The Standards will also be important for monitoring and assessment of projects after their implementation – a significant step that is sometimes lacking in projects, the authors say.
“Monitoring and assessment are always a problem, as these two components of restoration rarely receive the dedicated funding that they deserve. As long as funding for restoration remains limited, so too will funding for monitoring and assessment,” says Walder.
The updated Standards were released to nearly 1,000 delegates during SER’s 8th World Conference on Ecological Restoration in South Africa in late September 2019. They include ideas and input from a diverse international group of restoration scientists and practitioners.
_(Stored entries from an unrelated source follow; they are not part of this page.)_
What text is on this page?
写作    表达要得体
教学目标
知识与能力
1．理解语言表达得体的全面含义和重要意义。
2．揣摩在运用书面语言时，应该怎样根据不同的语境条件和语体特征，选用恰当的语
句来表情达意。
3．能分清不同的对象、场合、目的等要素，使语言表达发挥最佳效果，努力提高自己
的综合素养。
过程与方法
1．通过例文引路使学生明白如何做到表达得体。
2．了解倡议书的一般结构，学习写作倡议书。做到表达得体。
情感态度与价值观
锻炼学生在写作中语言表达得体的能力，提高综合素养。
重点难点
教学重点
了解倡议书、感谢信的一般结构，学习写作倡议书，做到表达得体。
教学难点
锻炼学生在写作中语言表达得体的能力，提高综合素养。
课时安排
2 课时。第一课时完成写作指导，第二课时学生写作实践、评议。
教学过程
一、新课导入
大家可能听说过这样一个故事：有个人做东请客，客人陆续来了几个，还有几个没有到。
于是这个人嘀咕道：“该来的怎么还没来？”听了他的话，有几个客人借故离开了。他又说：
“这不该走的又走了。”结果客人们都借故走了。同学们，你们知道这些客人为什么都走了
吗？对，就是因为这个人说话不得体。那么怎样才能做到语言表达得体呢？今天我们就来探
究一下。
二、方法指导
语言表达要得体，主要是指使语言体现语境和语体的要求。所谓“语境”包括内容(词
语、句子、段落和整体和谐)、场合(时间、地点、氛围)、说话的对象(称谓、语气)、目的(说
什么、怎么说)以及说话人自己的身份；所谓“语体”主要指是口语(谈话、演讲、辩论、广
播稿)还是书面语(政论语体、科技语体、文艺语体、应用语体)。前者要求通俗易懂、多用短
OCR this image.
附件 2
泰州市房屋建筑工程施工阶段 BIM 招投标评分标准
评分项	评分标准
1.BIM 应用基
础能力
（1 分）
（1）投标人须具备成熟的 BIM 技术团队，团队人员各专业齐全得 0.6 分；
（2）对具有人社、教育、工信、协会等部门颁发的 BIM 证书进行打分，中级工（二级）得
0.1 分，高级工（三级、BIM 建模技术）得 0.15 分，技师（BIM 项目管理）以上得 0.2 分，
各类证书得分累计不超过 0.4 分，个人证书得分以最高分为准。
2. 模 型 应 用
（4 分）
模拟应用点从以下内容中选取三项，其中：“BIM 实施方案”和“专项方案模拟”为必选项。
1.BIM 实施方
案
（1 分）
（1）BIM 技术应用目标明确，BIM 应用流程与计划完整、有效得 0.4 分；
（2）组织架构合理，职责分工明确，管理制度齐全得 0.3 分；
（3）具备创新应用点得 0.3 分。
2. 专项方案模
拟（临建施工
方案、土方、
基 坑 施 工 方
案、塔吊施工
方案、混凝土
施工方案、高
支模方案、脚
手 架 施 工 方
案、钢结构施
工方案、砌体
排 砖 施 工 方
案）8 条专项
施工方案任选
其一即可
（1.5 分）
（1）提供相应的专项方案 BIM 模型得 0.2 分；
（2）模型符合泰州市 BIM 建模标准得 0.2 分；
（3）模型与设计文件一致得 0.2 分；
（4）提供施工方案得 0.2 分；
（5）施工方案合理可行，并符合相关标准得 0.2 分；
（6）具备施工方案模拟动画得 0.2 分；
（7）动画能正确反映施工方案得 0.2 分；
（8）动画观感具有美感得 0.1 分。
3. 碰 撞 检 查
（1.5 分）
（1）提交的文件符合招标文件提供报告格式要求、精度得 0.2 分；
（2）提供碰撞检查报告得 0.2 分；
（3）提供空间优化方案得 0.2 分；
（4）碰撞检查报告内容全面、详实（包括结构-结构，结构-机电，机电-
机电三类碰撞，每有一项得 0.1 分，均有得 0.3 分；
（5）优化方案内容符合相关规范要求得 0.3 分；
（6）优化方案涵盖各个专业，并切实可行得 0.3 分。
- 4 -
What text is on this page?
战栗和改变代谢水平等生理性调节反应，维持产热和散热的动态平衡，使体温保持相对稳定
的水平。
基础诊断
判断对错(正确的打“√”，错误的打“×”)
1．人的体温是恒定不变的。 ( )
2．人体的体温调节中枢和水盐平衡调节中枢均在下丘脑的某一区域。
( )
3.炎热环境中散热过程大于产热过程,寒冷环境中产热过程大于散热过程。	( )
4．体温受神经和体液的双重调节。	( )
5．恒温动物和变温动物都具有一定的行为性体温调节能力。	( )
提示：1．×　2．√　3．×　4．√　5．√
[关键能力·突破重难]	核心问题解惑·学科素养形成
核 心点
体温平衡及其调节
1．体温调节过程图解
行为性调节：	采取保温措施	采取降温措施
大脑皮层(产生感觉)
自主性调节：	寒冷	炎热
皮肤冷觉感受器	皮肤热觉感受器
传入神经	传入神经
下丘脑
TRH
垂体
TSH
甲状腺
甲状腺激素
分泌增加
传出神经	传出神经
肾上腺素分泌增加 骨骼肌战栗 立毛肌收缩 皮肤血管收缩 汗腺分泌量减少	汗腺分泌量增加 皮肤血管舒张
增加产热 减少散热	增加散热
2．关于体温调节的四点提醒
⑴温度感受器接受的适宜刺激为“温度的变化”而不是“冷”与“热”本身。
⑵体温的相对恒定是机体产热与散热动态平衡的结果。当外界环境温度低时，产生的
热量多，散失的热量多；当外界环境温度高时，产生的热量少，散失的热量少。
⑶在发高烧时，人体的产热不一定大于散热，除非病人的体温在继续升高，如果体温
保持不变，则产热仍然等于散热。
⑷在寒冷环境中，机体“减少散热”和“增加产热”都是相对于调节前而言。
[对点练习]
And it is not only professional practitioners who benefit from this blueprint, says George Gann, a principal author and International Policy Lead for SER.
“We aspire to broad use by a wide audience…. community groups, students and many others from many fields and experience types. Scientists and policymakers will also find useful information in the Standards,” he says. “We hope that governmental bodies, environmental organizations, lending institutions and others endorse the Standards and encourage restoration projects to be designed, implemented and monitored in alignment with its concepts,” says Gann.
In addition to supporting work related to the U.N. Decade on restoration, the Standards will also help countries to meet their international biodiversity and sustainability targets, such as those set out in the SDGs, the Paris Agreement on climate change and the Bonn Challenge, including the African Forest Landscape Restoration Initiative (AFR100).
When combined with conservation and sustainable use, ecological restoration provides the link needed to move local, regional, and global environmental conditions from a state of continued degradation, to one of net positive improvement, says the published blueprint.
“Ecological restoration is about repairing damage in order to create better ecological conditions for the future, save species from extinction and secure the provision of ecosystem services,” says Gann. “But we should also be guided by historical conditions, native species ranges, and other key ecological information to help us do this in an intelligent and efficient way.
“The future of the world depends on it.”